MathBio Seminar | Péter Molnár | The costs of life, and what they can reveal about the future
Mar 13, 2025
2:30PM to 3:30PM
Date/Time
Date(s) - 13/03/2025
2:30 pm - 3:30 pm
Speaker: Péter Molnár (University of Toronto, Scarborough)
Research areas: Ecology, Global Change Ecology, Disease Ecology, Conservation Biology, Mathematical Ecology & Modelling
Location: Hamilton Hall, Room 410 & Zoom
Title: The costs of life, and what they can reveal about the future: Metabolic modelling approaches to the ecological and epidemiological impacts of climate change
Abstract: Climate change, land use change, and other anthropogenic disturbances are altering ecosystems globally at an accelerating rate. Predictive tools are needed to plan proactively, for example, to aid the conservation of endangered species in a changing landscape, or to prevent/mitigate the establishment of new pests and diseases. Classical population and community dynamics models can form the skeleton for global change impact forecasts, but often remain of limited use because it is unclear how key parameters might be changing in a changing environment. Bioenergetic approaches, such as the Metabolic Theory of Ecology and Dynamic Energy Budget modelling, can circumvent the inherent impossibility of measuring future ecological dynamics before that future occurs, by providing mechanistic links between an individual’s energy needs, its performance, and the resultant population dynamics in different environments.

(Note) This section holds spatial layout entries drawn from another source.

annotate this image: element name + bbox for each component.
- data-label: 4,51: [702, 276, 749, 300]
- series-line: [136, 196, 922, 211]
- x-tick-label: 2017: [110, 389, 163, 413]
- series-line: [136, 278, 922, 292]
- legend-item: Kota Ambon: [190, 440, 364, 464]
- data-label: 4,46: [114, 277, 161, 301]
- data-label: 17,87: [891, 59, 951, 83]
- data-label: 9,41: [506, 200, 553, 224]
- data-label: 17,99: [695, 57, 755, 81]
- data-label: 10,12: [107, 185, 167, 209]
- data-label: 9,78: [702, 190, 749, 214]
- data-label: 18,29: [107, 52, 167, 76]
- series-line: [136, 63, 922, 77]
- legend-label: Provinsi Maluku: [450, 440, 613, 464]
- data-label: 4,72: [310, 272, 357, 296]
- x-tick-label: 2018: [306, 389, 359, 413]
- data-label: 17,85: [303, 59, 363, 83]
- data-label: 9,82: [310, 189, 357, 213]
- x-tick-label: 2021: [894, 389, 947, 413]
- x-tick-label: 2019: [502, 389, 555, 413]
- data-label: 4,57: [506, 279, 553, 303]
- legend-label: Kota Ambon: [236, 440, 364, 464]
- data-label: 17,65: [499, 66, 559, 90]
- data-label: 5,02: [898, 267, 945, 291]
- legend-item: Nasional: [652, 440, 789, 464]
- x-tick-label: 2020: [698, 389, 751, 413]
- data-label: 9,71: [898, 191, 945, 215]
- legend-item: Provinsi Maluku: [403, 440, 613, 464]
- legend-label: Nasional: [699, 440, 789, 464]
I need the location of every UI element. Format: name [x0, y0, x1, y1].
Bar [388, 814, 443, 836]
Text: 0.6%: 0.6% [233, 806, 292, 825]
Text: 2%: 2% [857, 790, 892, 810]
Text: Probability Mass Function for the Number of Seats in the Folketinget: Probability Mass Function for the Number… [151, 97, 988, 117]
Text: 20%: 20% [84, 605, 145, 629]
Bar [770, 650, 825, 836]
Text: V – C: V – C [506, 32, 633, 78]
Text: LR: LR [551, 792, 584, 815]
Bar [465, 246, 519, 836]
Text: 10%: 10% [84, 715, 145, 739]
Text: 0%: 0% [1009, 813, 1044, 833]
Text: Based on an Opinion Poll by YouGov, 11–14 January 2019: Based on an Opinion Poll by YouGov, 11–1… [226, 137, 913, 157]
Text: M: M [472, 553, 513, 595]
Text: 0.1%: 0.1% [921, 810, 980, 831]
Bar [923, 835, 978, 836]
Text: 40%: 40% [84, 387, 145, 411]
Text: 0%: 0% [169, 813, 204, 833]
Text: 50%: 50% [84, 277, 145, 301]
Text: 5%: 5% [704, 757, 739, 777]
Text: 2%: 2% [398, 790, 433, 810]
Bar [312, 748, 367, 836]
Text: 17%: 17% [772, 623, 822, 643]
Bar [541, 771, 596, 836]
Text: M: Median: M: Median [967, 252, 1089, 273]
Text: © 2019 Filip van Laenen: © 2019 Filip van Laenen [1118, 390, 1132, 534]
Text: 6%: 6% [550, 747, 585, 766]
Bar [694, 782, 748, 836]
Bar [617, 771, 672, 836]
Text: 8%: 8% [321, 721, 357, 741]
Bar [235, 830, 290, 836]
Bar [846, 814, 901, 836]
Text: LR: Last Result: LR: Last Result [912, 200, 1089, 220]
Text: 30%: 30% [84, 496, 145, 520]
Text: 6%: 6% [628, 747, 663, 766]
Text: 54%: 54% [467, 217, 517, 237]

In this talk, I will discuss bioenergetic frameworks for understanding the ecological and epidemiological impacts of climate change, and illustrate their use in a variety of case studies: from disease emergence in warming populations; to climate-mediated range expansions of muskox and caribou parasites; to timelines of risk for the disappearance of polar bears. I will conclude the talk with a brief discussion on research gaps, road blocks, and ways forward towards ecological and epidemiological forecast models that might one day rival the power of weather and climate models.